On another occasion Congress President remarked : ‘‘In Indian society, women have always had a very special place, they had a very large space. Since ancient times, women have played a crucial role in decision-making and have been extolled in history and literature. However, the Sangh Parivar does not believe in women's rights. Our Prime Minister has been deeply groomed in that mindset. His own life is an example of that. All his slogans like 'Beti Padao' are only political catchphrases which he neither believes in nor practises in his own life’’.

The saffron analysts have been studying such speeches with increasing anxiety. Along with describing the Modi government as anti-farmer and anti-Dalit, the Congress would harp on BJP's gender bias.

Although the cover pages of the latest Economic survey were coloured pink, as a symbol of support for women's empowerment, the Chief Economic Advisor had in the opinion of the Rashtriya Swayamsevak Sangh (RSS) needlessly harped on issues like ‘‘lower participation of women in economic activities adversely affecting the growth potential of the economy’’.

There was irritation that Arvind Subramanian had even gone to the extent of revealing that "women workers are the most disadvantaged in the labour market, as they constitute a very high proportion among the low-skilled informal worker category, and are engaged in low-productivity and low-paying work".

It was noted that many newspapers in the country had highlighted this portion of the Survey with headlines emphasising that women are the most advantaged under the Modi government.

What was worse, in the eyes of the Sangh analysts, was that one of the RSS's own front organisations, the Bharatiya Majdoor Sangh (BMS), has become over-enthusiastic in trying to champion the cause of female labourers.

Particularly infuriating for the parent organisation was the fact that the BMS had even issued a public statement criticising the Finance Minister for this year's Budget speech in which he announced a cut in women employees' contribution to EPF from 12 percent to 8 percent for start-up enterprises.

BMS president Saji Narayanan was frowned upon for his logic that "a cut in EPF deduction will lead to increase in take-home salary of women; and this will result in a drastic reduction of 16 percent in their future EPF savings when they leave their establishment". Hence, according to the BMS head, "this is not a welcome step".

Both BJP and RSS are in any case annoyed with Bhariatiya Majdoor Sangh for frequently adopting an anti-Modi posture and creating hurdles in the way of labour reforms. The BMS indeed already gave a call for a nationwide agitation on February 20 to protest against the 'anti-labour policies" of the Modi government.

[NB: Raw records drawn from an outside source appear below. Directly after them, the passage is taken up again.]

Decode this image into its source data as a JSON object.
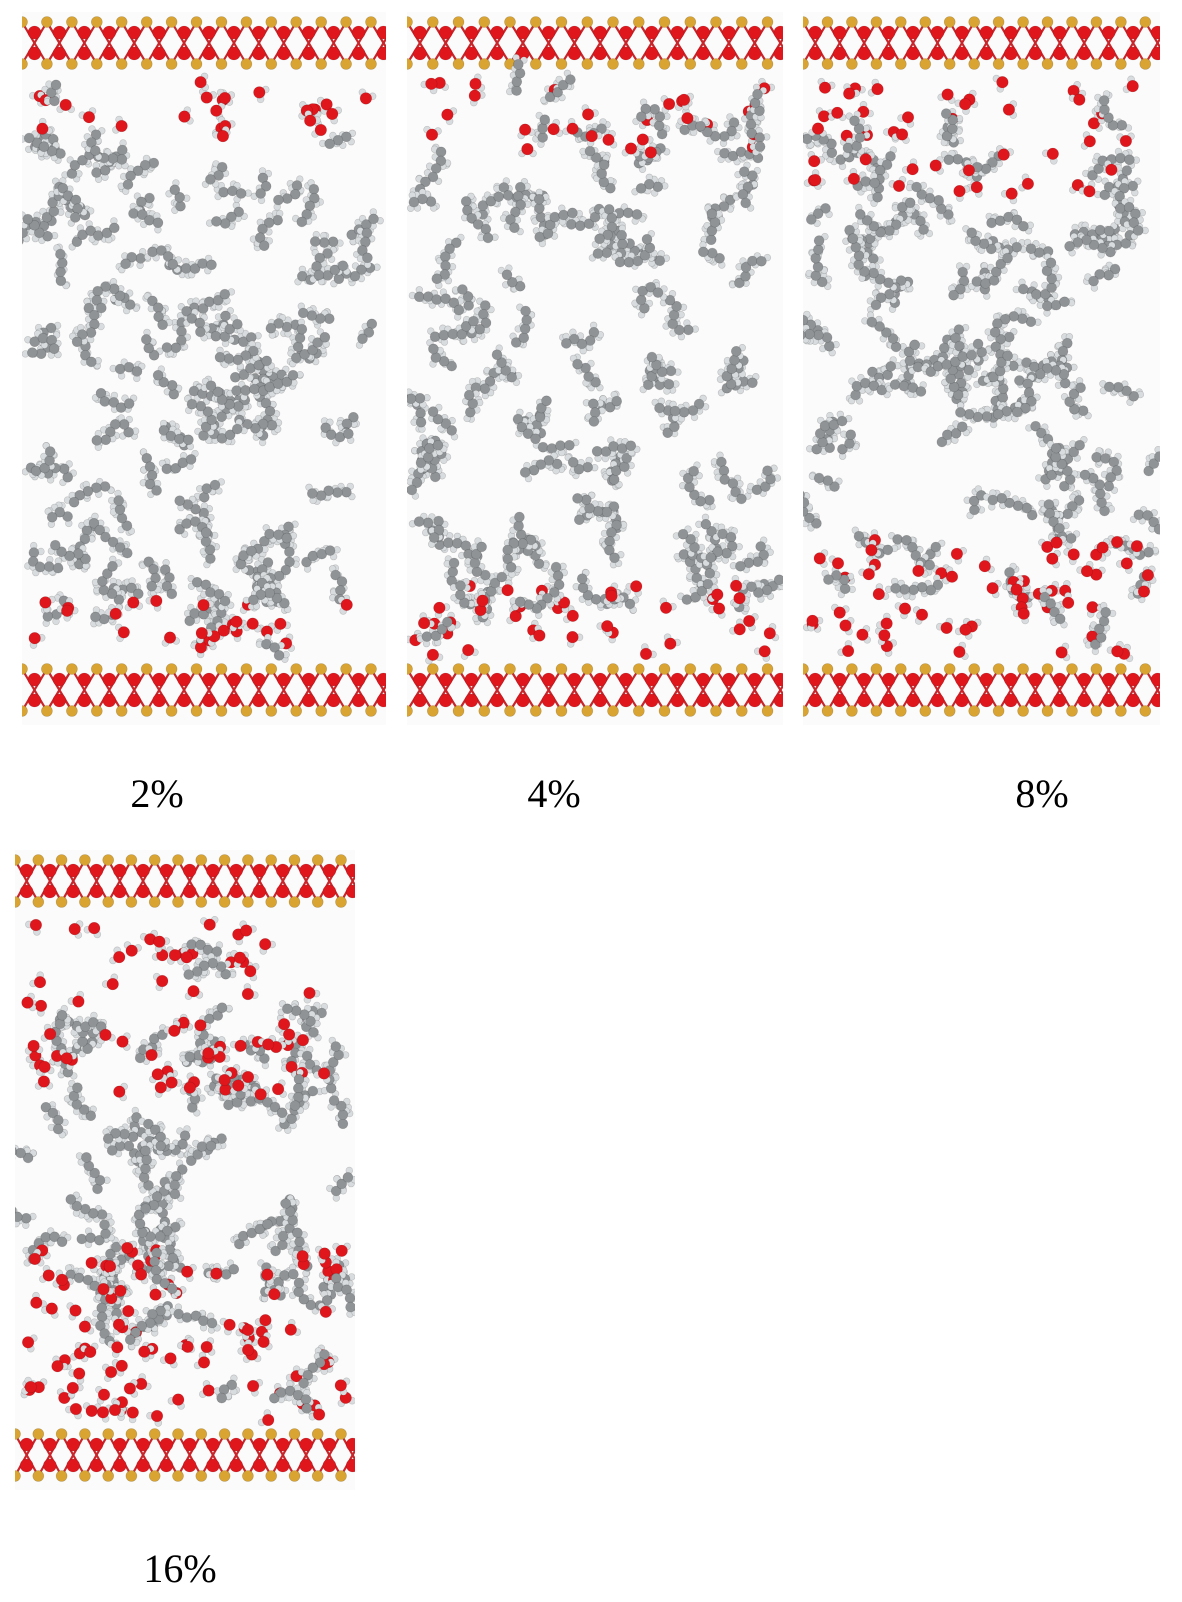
{
  "figure": {
    "panels": [
      {
        "label": "2%",
        "water_level": 0.02
      },
      {
        "label": "4%",
        "water_level": 0.04
      },
      {
        "label": "8%",
        "water_level": 0.08
      },
      {
        "label": "16%",
        "water_level": 0.16
      }
    ],
    "colors": {
      "oxygen": "#e0161d",
      "silicon": "#d9a431",
      "carbon": "#8f9396",
      "hydrogen": "#d8dcde",
      "background": "#fbfbfb"
    }
  }
}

Instead of helping the government, the BMS is launching a massive "resistance movement", dubbing the central government as "anti-labour and "anti-women". The irony is that thousands of RSS volunteers were roped in to stage "Black Day" dharnas outside the venue of the Labour Conference in New Delhi on February 26.

Apart from other demands like seeking relief for workers in both formal and informal economy who have been badly hit by Demonetisation and GST, raising allocations to the Unorganised Social Security Fund and reviving sick PSUs instead of privatisation, the BMS is strongly demanding increasing honorarium to woman workers in Aanganwadis and bringing them under social security coverage and also immediately implementing the Supreme Court verdict on "Equal Pay for Equal Work" for women.

These are burning issues all over the world, with women's rights movements fast occupying centre-stage even in developed countries like the United States and Europe. The Economic Survey also pays special attention to gender equality. It pointed to the "wide gender gap" in the labour force of the country and hinted that the Budget would incentivise employers to hire more female workers to bridge the more than a 50 percent gender gap in the labour force participation rates in India—much more than other developing nations, such as Brazil, Italy, Indonesia and Mexico. The Finance Minister, however, paid only lip service to this aspect and largely ignored specific recommendations to improve the lot of female workers and livelihood-seekers.

The last thing the Modi government wants at this juncture—with just a year to go before the next Lok Sabha elections—is for the Prime Minister himself to be labelled as having made insensitive remarks against a woman MP. The Congress party, on the other hand, appears to have sensed an opportunity to expose the BJP-RSS leadership for its misogynist mindset.